In numerical simulations of combustion processes, the use of dimension reduction to simplify the description of the chemical system has the advantage of reducing the computational cost, but it is important also to retain accuracy and adequate detail. In current research, dimension reduction of combustion chemistry is performed by using the ICE-PIC method. The ICE-PIC method is developed based on three major ingredients: constrained equilibrium; trajectory-generated manifolds; and, the pre-image curve method. The low-dimensional manifold identified, the ICE manifold, is invariant, continuous and piecewise smooth. The ICE-PIC method achieves local species reconstruction based on the constrained-equilibrium pre-image curve. In comparison to other existing methods such as QSSA, RCCE and ILDM, this method is the first approach that locally determines compositions on a low-dimensional invariant manifold.
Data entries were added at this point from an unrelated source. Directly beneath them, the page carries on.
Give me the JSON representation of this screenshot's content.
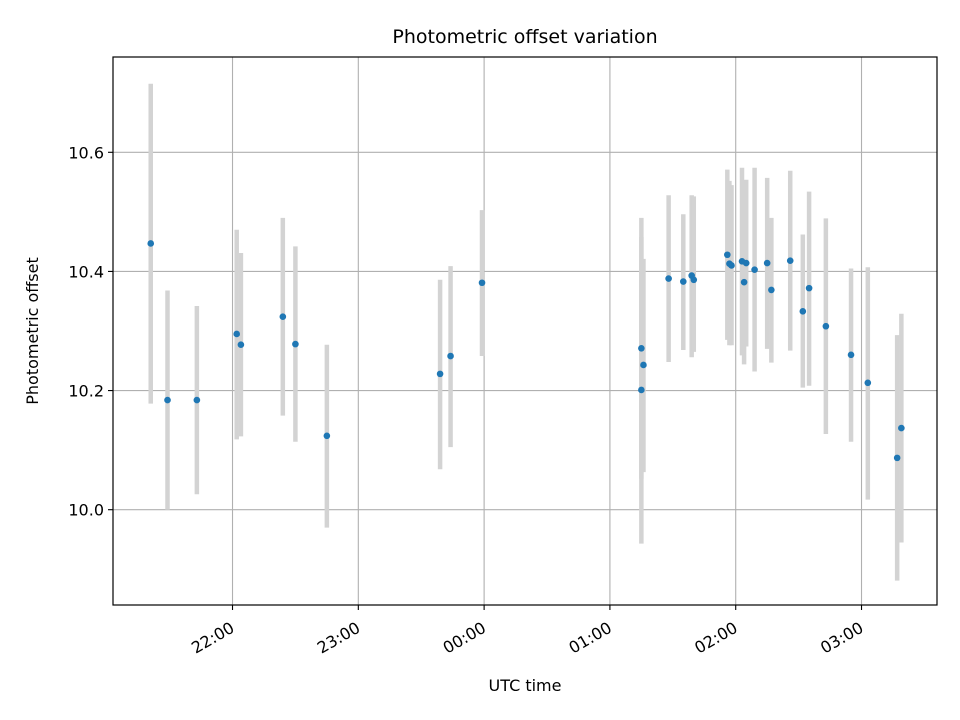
{
  "chart_data": {
    "type": "scatter",
    "title": "Photometric offset variation",
    "xlabel": "UTC time",
    "ylabel": "Photometric offset",
    "x_ticks": [
      "22:00",
      "23:00",
      "00:00",
      "01:00",
      "02:00",
      "03:00"
    ],
    "y_ticks": [
      "10.0",
      "10.2",
      "10.4",
      "10.6"
    ],
    "xlim": [
      "21:03",
      "03:36"
    ],
    "ylim": [
      9.84,
      10.76
    ],
    "grid": true,
    "colors": {
      "point": "#1f77b4",
      "errorbar": "#d3d3d3",
      "grid": "#b0b0b0"
    },
    "points": [
      {
        "x": "21:21",
        "y": 10.447,
        "lo": 10.178,
        "hi": 10.715
      },
      {
        "x": "21:29",
        "y": 10.184,
        "lo": 10.0,
        "hi": 10.368
      },
      {
        "x": "21:43",
        "y": 10.184,
        "lo": 10.026,
        "hi": 10.342
      },
      {
        "x": "22:02",
        "y": 10.295,
        "lo": 10.118,
        "hi": 10.47
      },
      {
        "x": "22:04",
        "y": 10.277,
        "lo": 10.123,
        "hi": 10.431
      },
      {
        "x": "22:24",
        "y": 10.324,
        "lo": 10.158,
        "hi": 10.49
      },
      {
        "x": "22:30",
        "y": 10.278,
        "lo": 10.114,
        "hi": 10.442
      },
      {
        "x": "22:45",
        "y": 10.124,
        "lo": 9.97,
        "hi": 10.277
      },
      {
        "x": "23:39",
        "y": 10.228,
        "lo": 10.068,
        "hi": 10.386
      },
      {
        "x": "23:44",
        "y": 10.258,
        "lo": 10.105,
        "hi": 10.409
      },
      {
        "x": "23:59",
        "y": 10.381,
        "lo": 10.258,
        "hi": 10.503
      },
      {
        "x": "01:15",
        "y": 10.201,
        "lo": 9.943,
        "hi": 10.458
      },
      {
        "x": "01:15",
        "y": 10.271,
        "lo": 10.052,
        "hi": 10.49
      },
      {
        "x": "01:16",
        "y": 10.243,
        "lo": 10.063,
        "hi": 10.421
      },
      {
        "x": "01:28",
        "y": 10.388,
        "lo": 10.248,
        "hi": 10.528
      },
      {
        "x": "01:35",
        "y": 10.383,
        "lo": 10.268,
        "hi": 10.496
      },
      {
        "x": "01:39",
        "y": 10.393,
        "lo": 10.256,
        "hi": 10.528
      },
      {
        "x": "01:40",
        "y": 10.386,
        "lo": 10.265,
        "hi": 10.526
      },
      {
        "x": "01:56",
        "y": 10.428,
        "lo": 10.285,
        "hi": 10.571
      },
      {
        "x": "01:57",
        "y": 10.413,
        "lo": 10.276,
        "hi": 10.552
      },
      {
        "x": "01:58",
        "y": 10.41,
        "lo": 10.276,
        "hi": 10.545
      },
      {
        "x": "02:03",
        "y": 10.417,
        "lo": 10.259,
        "hi": 10.574
      },
      {
        "x": "02:04",
        "y": 10.382,
        "lo": 10.244,
        "hi": 10.52
      },
      {
        "x": "02:05",
        "y": 10.414,
        "lo": 10.274,
        "hi": 10.554
      },
      {
        "x": "02:09",
        "y": 10.403,
        "lo": 10.232,
        "hi": 10.574
      },
      {
        "x": "02:15",
        "y": 10.414,
        "lo": 10.27,
        "hi": 10.557
      },
      {
        "x": "02:17",
        "y": 10.369,
        "lo": 10.247,
        "hi": 10.49
      },
      {
        "x": "02:26",
        "y": 10.418,
        "lo": 10.267,
        "hi": 10.569
      },
      {
        "x": "02:32",
        "y": 10.333,
        "lo": 10.205,
        "hi": 10.462
      },
      {
        "x": "02:35",
        "y": 10.372,
        "lo": 10.208,
        "hi": 10.534
      },
      {
        "x": "02:43",
        "y": 10.308,
        "lo": 10.127,
        "hi": 10.489
      },
      {
        "x": "02:55",
        "y": 10.26,
        "lo": 10.114,
        "hi": 10.405
      },
      {
        "x": "03:03",
        "y": 10.213,
        "lo": 10.017,
        "hi": 10.407
      },
      {
        "x": "03:17",
        "y": 10.087,
        "lo": 9.881,
        "hi": 10.293
      },
      {
        "x": "03:19",
        "y": 10.137,
        "lo": 9.945,
        "hi": 10.329
      }
    ]
  }
}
The accuracy of the ICE-PIC method has been examined in autoignition and in one-dimensional laminar flames of hydrogen/air and methane/air mixtures. Studies demonstrate that the local errors incurred by ICE-PIC (e.g., the errors in the reconstructed composition) are well controlled. The capability of the ICE-PIC method for the reduced description of reactive flows is demonstrated through the calculation of the oxidation of CO/H2 in a CSTR. The reduced description provided by the ICE-PIC method is capable of quantitatively reproducing the complex dynamics.
The final goal is to develop an efficient and accurate algorithm - In Situ Adaptive Tabulation with Dimension Reduction (the ICE-PIC method) to incorporate detailed chemistry in turbulent combustion simulations.